A lgo sencillo, sin complicaciones. Les pregunté que querían para comer. Y entre el frigorífico y la despensa, decidí, en un plis plas, poner garbanzos en remojo e irme a dormir. Amanecí temprano, una coleta alta, un vaquero, una camiseta de Snoopy, para cuando el calor de la cocina me obligara a sacar algunas de mis capas, y un jersey viejo, viejísimo. Con la primera taza de café, de pie, ajusté el fuego, probé a ver qué música le sentaba bien a mi cocido y me asomé a la puerta para comprobar que la lluvia me había dejado su perfume en el umbral, como si de un trofeo se tratase. Como esas pelotas que los cachorros depositan en el regazo de sus dueños, esperando su recompensa.

Esquivé los charcos para cortar hierbabuena para el caldo, y me metí corriendo en casa, a ritmo de un chachachá que se escapaba de la radio y del chupchup que ansiaba hacerlo de la cacerola. Los cristales empañados. Y después un bolerito alegre, cantarín. Y unas tostadas con tomate y aceite. Y otro café, esta vez grande, con leche y tamborileo sobre la mesa, marcando el ritmo. Porque, convendrán conmigo, que, al igual que hay músicas que combinan mejor que otras con la comida, también hay alimentos que se ambientan mejor. Por eso si en el fuego hubiera estado fraguándose un arroz con ameijoas y coentro, le hubiera hecho compañía un fado de esos melosos, que se dejan querer despacito, a fuego lento. Y hubiera desayunado, sin duda, torradas de manteiga con sal y parsimonia. Sin quitarme el mandil, fueron llegando mis amigas, cargados con lo mejor de cada casa, el mejor queso, que ya desde el camino se relamía, pensando en mi dulce de membrillo, el aguardiente, las nueces y las uvas para el postre, las botellas de tinto, muchas, como el parloteo contagioso y la risa, más, excesiva, escandalosa, derramada sobre el mantel blanco.

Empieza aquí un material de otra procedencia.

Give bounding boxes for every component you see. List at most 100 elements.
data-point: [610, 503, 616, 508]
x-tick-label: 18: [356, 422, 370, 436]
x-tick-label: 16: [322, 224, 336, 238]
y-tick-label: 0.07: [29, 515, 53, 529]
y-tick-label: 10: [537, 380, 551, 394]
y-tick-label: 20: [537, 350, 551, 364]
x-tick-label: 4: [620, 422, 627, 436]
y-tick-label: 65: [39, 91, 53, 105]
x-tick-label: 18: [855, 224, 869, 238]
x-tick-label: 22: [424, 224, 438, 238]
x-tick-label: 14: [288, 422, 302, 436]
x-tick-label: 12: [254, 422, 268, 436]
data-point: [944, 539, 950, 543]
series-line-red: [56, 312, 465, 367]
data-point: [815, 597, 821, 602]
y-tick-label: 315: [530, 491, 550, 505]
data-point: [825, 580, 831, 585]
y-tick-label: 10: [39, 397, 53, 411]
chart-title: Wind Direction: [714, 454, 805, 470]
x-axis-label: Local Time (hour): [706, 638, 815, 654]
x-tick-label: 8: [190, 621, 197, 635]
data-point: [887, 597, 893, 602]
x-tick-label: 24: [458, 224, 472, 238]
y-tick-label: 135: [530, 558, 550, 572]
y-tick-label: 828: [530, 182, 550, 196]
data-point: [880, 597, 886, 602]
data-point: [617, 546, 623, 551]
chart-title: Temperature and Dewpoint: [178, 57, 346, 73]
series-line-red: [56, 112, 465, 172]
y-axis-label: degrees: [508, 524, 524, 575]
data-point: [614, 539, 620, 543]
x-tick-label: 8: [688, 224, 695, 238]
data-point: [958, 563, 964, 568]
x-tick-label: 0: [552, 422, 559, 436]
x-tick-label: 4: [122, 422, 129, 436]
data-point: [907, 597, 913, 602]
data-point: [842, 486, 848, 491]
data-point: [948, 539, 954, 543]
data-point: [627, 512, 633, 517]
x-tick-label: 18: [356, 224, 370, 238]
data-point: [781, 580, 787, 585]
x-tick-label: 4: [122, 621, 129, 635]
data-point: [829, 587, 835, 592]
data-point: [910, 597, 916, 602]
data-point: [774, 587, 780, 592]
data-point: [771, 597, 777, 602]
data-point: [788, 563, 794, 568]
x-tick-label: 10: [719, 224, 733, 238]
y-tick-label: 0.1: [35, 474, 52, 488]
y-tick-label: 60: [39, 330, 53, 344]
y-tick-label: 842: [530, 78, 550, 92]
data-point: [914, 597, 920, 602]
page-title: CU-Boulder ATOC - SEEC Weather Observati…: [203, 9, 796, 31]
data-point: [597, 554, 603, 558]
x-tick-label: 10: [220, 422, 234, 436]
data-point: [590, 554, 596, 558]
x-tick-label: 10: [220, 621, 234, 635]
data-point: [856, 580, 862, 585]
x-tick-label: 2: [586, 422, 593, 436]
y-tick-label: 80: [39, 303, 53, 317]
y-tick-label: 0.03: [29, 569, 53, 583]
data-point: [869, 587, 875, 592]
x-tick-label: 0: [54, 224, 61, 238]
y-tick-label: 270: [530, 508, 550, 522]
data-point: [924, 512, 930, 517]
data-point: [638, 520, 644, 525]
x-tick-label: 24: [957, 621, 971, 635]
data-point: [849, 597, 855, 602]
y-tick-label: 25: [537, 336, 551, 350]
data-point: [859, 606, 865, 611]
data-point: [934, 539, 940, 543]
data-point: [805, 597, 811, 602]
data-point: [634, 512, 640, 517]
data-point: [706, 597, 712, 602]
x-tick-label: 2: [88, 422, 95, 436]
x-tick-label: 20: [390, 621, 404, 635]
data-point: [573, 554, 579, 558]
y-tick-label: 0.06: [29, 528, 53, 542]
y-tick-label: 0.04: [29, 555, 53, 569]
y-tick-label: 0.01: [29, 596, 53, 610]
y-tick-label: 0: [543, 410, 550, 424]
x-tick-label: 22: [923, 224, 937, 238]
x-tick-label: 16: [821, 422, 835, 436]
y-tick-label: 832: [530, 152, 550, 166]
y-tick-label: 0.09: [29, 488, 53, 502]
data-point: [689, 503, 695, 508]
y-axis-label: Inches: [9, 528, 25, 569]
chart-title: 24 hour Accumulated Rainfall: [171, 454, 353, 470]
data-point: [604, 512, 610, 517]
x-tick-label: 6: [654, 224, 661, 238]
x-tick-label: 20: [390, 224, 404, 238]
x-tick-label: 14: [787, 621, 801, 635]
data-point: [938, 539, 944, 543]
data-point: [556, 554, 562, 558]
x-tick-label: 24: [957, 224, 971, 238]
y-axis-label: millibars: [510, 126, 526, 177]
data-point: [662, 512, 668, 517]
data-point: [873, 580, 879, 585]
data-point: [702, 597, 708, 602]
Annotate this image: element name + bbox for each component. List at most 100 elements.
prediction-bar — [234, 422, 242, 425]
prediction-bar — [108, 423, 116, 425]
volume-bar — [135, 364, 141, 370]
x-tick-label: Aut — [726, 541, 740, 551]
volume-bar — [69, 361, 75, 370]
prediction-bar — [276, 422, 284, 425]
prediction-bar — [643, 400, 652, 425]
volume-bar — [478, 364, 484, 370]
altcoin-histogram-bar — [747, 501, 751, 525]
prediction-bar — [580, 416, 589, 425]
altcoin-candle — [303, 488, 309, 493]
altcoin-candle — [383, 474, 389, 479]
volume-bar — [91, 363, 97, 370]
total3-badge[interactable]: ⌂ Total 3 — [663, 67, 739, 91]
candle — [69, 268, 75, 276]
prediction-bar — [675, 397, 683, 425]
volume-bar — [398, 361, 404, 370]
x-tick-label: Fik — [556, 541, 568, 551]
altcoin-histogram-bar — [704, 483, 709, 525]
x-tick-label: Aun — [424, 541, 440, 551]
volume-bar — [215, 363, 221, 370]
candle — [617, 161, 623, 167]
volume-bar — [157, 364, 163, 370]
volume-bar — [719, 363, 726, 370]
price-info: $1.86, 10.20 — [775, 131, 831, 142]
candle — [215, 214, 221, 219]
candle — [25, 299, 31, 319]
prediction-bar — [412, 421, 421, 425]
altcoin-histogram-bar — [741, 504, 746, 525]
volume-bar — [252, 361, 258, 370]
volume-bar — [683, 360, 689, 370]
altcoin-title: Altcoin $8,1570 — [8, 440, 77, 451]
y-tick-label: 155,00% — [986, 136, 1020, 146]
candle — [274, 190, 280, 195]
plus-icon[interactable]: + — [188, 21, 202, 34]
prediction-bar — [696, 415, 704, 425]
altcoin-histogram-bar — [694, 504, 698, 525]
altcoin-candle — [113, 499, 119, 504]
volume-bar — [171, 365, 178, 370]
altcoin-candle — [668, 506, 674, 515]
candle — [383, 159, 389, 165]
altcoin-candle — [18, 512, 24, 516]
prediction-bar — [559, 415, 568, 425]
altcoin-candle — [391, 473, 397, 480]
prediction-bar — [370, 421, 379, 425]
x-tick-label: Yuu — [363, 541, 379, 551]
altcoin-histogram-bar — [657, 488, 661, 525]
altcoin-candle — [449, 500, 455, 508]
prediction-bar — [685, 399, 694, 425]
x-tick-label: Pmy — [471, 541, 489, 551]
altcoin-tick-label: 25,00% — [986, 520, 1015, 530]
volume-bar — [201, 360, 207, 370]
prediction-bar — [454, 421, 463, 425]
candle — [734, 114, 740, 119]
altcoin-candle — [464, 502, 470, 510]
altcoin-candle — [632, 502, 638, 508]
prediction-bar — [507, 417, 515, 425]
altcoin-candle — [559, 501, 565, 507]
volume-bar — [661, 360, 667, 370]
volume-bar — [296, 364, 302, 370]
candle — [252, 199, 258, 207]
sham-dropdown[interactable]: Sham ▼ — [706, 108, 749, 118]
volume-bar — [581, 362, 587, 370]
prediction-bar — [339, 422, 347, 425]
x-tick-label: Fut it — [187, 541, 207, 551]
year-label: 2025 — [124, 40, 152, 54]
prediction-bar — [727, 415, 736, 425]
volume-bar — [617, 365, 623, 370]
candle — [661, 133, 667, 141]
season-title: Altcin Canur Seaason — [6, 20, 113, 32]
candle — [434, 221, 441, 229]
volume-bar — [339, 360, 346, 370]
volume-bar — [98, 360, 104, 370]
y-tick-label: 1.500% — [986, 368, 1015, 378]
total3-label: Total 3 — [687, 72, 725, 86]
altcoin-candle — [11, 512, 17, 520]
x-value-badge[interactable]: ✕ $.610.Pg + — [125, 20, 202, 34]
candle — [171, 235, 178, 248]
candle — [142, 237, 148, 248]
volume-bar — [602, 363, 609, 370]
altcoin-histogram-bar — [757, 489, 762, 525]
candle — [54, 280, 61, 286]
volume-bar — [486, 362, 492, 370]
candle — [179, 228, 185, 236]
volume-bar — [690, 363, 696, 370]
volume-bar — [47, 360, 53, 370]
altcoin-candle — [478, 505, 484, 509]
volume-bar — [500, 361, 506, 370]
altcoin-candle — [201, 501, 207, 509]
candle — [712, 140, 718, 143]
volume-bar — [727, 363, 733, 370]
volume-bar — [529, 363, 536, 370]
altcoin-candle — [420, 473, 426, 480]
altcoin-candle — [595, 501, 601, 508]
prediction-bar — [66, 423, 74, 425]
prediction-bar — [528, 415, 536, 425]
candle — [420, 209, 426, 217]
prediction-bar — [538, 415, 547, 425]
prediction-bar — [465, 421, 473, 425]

Dejando huella. Aliñamos la ensalada de escarola, con cebollas nuevas, con granadas, con aceitunas, las primeras, verdes, crujientes. Y mientras brindábamos, y volvíamos a brindar, llenándonos de suspiro al abrir el horno y sacar las manzanas, abrigaditas de armagnac, de canela y azúcar de caña. Las horas pasan, lentas, entre el paseo, coger espárragos y piñas para el fuego. Lentas, dulces y blandas, calentitas. Una al cuidado de la chimenea, otras en los sillones, en la alfombra y en la boca y las manos gesticulamos trocitos de vida, de argumentos de pelis y de capítulos de libros que nos dijeron algo, de mira que música he descubierto, de hijos, de campanas de cristal para protegerlos del aire que pasa, de amores que ya no están, de huecos inconsolables, de trabajos soñados, de ganas de hacer, de viajes, de muertos que nunca te abandonan y engalanan nuestra memoria, de dolor espantado a empujones, de risa tonta llena de hipo y de lágrimas y de más vino, y de brindar de nuevo, por vivir sin complicaciones, por las benditas complicaciones, por la vida que nos ha dado tanto.